In this pamphlet, the Communist Party argues that it is time for the labour movement to go back to first principles about what education is, what role it plays in society and what it can be made to do to serve the working class and its allies.
We argue that the left and the labour movement needs to base its analysis on a sound understanding of the role that education plays in capitalist societies. This will enable a better understanding of how it can be made to fulfil its potential in assisting the forces pushing toward an alternative path to socialist development.
This also means basing our immediate demands and our immediate objectives on a sound understanding of where we are now. We have to understand not just the immediate balance of class forces but also how the current conjuncture is rooted in the historical development of our education systems in the context of the development of British capitalism.

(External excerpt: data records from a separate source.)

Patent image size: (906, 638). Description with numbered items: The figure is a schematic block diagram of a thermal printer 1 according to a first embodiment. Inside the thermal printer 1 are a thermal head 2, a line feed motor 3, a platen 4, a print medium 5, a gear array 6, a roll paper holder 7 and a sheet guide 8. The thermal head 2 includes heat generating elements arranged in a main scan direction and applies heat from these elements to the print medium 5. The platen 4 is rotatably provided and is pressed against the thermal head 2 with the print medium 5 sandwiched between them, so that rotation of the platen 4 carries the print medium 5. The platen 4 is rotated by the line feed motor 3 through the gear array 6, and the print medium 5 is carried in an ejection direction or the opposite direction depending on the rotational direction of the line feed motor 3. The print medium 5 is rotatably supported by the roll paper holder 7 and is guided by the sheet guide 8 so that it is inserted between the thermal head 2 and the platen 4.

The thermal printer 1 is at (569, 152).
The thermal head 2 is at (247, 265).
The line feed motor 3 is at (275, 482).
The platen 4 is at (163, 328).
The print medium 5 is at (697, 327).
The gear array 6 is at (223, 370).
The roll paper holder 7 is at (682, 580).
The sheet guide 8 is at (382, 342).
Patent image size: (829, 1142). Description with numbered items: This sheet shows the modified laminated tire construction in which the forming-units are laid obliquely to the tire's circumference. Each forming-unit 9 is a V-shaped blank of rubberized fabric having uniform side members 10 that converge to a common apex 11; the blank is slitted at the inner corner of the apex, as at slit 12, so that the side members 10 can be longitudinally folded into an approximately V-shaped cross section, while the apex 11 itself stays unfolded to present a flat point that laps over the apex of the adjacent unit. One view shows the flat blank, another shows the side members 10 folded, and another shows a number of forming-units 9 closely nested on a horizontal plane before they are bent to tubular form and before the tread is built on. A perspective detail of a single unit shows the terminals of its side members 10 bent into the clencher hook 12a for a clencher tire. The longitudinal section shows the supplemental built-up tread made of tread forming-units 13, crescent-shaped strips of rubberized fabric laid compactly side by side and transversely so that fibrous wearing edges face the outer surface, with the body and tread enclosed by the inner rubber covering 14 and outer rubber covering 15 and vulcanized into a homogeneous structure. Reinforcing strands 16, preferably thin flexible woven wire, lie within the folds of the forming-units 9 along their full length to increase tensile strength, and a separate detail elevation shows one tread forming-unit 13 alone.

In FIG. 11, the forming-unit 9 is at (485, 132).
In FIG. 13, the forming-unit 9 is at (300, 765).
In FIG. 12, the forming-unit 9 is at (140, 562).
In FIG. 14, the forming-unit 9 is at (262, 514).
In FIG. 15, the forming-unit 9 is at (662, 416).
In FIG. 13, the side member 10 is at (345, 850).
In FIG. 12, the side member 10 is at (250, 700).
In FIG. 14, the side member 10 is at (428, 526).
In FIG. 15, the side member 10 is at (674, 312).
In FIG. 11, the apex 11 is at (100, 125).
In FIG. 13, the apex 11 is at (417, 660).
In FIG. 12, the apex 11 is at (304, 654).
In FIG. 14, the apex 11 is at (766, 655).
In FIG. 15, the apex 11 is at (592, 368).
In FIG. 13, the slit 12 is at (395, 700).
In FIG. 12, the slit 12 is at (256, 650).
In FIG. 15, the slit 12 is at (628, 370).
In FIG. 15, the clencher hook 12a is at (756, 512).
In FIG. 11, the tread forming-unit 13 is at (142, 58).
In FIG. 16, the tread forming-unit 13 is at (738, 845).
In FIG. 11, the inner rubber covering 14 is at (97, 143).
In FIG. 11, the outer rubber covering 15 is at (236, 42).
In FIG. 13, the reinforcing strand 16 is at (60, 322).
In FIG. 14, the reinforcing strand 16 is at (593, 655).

The task then is to articulate a progressive vision of what education is and should be for. This must be based on an understanding of what benefits the working class and its allies and the emancipatory role that education can play, but it must have its eye firmly on the current balance of class forces and the prevailing ‘common sense’. To repeat the old adage, we need to start from where people are, not where we would like them to be.
The Communist Party offers some proposals as to what should be at the core of a progressive education programme for the labour movement, as a contribution to an emerging debate on the broader left and in the labour movement. Our proposal is that a future progressive vision of education needs to be organically rooted to an Alternative Economic and Political Strategy. We are not in the business of dealing in utopias, but of developing an education programme that forms part of part of and reinforces the struggle for national economic and political renewal and which advances the political and economic interests of the working class in the process.
The pamphlet then goes on to make some suggestions about the form and content of an education system that could give expression to the kind of programme we set out. Too often, debate about education on the left starts from the wrong position. Too often debate is shaped by an understandably reactive response to government attacks: the need to defend this kind of school or that kind of funding pot. Instead, we are urging that the left and labour movement start from what we want education to do and begin to debate and discuss the kind of education system that could achieve this.
Finally, we argue that if the left and the labour movement are to begin to achieve any of this, then there must be a period of sustained movement building around a common programme based on the immediate needs of the hour, but which can also be seen to open up the way for further advances of a more socialist character. We offer some suggestions about the way in which a movement for education might be built.